Внизу никого не было. Значит, дети эти с мамашей вышли на какой-то остановке. Ещё они переставили её ботинки, наверное, когда собирались. Ира сперва даже испугалась, что ботинки вообще унесли. Но потом нашарила их в темноте. И вдруг дошло: она же тут одна. Можно свет включить. Он никому не помешает.
Ира рассмеялась. Кажется, первый раз после того, как их заблокировало в этом времени.
Она не стала шнуровать ботинки, тут до туалета метров десять. Потом можно будет лечь обратно и доспать, а перед прибытием Веник разбудит, он обещал. Надо копить силы, потому что непонятно, что там завтра будет.
Но всё равно, отодвигая дверцу купе, Ира надеялась: а вдруг сейчас всё сработает, вдруг она попадёт в небытие, а потом обратно, к своим.
Одна, без Юрки и близнецов?
Ну, вообще-то с ними Веник останется.
Но лучше, конечно, чтобы этой проблемы не стояло, чтобы не выбирать что-то неправильное, не поступить нечестно. Иногда нечестное – самое выгодное для тебя, и от него труднее всего отказываться.
В общем, за дверью был вагонный коридор. И хорошо.
В конце коридора над дверью непривычно горели цифры: дата, время, температура воздуха снаружи и внутри. На улице минус десять. Тут – плюс двадцать. Час ночи. Сослагательное будущее.
Открывая дверь, Ира вообще уже просто шла в туалет, ни о чём таком не думала, даже забыла про тот дикий нечеловеческий крик…
Точнее, человеческий.
Даже узнаваемый, кажется.
Не кажется.
Знакомый голос.
10
Трёх часов в линейном отделении – унизительных, бессмысленных и безнадёжных – Юре хватило. Никто ведь не знал, что Веник приедет, они сидели, ждали неизвестности. Им светило распределение в центр временного содержания или как-то так… И не факт, что их вообще тут найдут. Ирка ревела, близнецы были сонные и как будто тупые, а Юрка мысленно звал на помощь Веника, Палыча, народ с планетки, кого угодно. Лишь бы к своим.
Свободы как-то перехотелось.
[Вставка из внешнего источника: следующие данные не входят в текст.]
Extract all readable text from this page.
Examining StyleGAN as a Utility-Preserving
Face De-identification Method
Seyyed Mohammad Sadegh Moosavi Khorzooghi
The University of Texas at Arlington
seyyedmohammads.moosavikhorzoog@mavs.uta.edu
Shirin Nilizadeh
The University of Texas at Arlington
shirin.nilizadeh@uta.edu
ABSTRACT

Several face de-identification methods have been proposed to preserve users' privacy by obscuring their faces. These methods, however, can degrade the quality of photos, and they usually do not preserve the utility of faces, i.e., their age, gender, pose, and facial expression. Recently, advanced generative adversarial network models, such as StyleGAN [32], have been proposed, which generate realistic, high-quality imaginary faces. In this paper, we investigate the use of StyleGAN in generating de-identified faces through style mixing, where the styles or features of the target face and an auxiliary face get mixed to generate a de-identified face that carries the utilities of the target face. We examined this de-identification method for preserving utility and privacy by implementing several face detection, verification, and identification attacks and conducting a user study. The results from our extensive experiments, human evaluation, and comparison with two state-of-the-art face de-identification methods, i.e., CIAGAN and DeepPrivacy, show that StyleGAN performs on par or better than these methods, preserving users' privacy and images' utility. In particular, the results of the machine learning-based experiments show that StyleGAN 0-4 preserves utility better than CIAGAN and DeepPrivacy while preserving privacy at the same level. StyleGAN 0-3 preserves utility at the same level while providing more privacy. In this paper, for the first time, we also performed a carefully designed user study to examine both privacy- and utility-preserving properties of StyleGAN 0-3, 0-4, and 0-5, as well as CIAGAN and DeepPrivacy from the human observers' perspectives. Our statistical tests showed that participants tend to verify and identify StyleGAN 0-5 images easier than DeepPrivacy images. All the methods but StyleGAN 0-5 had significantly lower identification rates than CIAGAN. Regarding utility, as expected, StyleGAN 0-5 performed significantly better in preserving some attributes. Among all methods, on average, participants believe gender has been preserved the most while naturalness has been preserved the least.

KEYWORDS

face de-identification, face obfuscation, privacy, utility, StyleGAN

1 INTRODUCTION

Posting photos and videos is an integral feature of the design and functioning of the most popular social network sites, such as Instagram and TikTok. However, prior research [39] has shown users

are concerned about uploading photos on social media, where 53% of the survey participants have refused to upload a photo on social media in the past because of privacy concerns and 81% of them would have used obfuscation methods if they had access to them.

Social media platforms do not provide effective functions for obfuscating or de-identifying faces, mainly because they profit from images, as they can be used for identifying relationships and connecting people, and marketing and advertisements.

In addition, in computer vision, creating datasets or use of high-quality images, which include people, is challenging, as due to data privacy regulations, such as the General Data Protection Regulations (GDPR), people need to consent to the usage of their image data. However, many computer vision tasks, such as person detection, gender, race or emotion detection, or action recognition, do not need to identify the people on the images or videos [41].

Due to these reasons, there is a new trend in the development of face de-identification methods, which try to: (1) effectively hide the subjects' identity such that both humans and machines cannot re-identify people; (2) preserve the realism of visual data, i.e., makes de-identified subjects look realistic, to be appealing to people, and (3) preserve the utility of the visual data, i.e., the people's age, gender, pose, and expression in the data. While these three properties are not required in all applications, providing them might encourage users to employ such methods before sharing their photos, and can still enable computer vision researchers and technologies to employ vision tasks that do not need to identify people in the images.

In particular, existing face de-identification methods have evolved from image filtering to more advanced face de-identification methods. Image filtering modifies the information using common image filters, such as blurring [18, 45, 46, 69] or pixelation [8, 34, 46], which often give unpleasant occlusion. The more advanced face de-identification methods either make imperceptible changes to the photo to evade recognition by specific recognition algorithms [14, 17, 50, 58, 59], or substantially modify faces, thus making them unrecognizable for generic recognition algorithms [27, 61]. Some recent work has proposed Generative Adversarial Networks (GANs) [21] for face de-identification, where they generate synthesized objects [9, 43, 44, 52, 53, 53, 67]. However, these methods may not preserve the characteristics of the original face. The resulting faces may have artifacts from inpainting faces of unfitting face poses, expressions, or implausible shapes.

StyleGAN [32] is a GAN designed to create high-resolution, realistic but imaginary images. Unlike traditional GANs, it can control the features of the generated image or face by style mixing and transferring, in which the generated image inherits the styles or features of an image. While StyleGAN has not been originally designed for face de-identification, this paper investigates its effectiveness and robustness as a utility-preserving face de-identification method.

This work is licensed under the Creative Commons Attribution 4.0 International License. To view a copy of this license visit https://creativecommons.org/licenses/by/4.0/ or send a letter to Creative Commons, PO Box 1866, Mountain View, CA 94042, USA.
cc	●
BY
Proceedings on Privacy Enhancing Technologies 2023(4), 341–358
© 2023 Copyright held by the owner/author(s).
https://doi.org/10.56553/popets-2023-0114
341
Понятно же, что такой она и будет: свобода и независимость – страх и ненависть вперемежку, от одного полицейского до другого, и непонятно, где ночевать и на что жить. Теперь, когда появился Лотман, неизвестность кончилась.
Ближе к вечеру, когда за окном вместо ёлок и полей поплыла невнятная синева, Веник Банный начал звонить, договариваться про трёхкомнатную квартиру, «можно без мебели, но со стиральной машиной». Сашка с Серым, и без того молчавшие, сейчас вообще замерли, будто влипли в свои полки. У них что, своя квартира будет? Зачем? Или это Веник решает какие-то собственные дела, пока время есть?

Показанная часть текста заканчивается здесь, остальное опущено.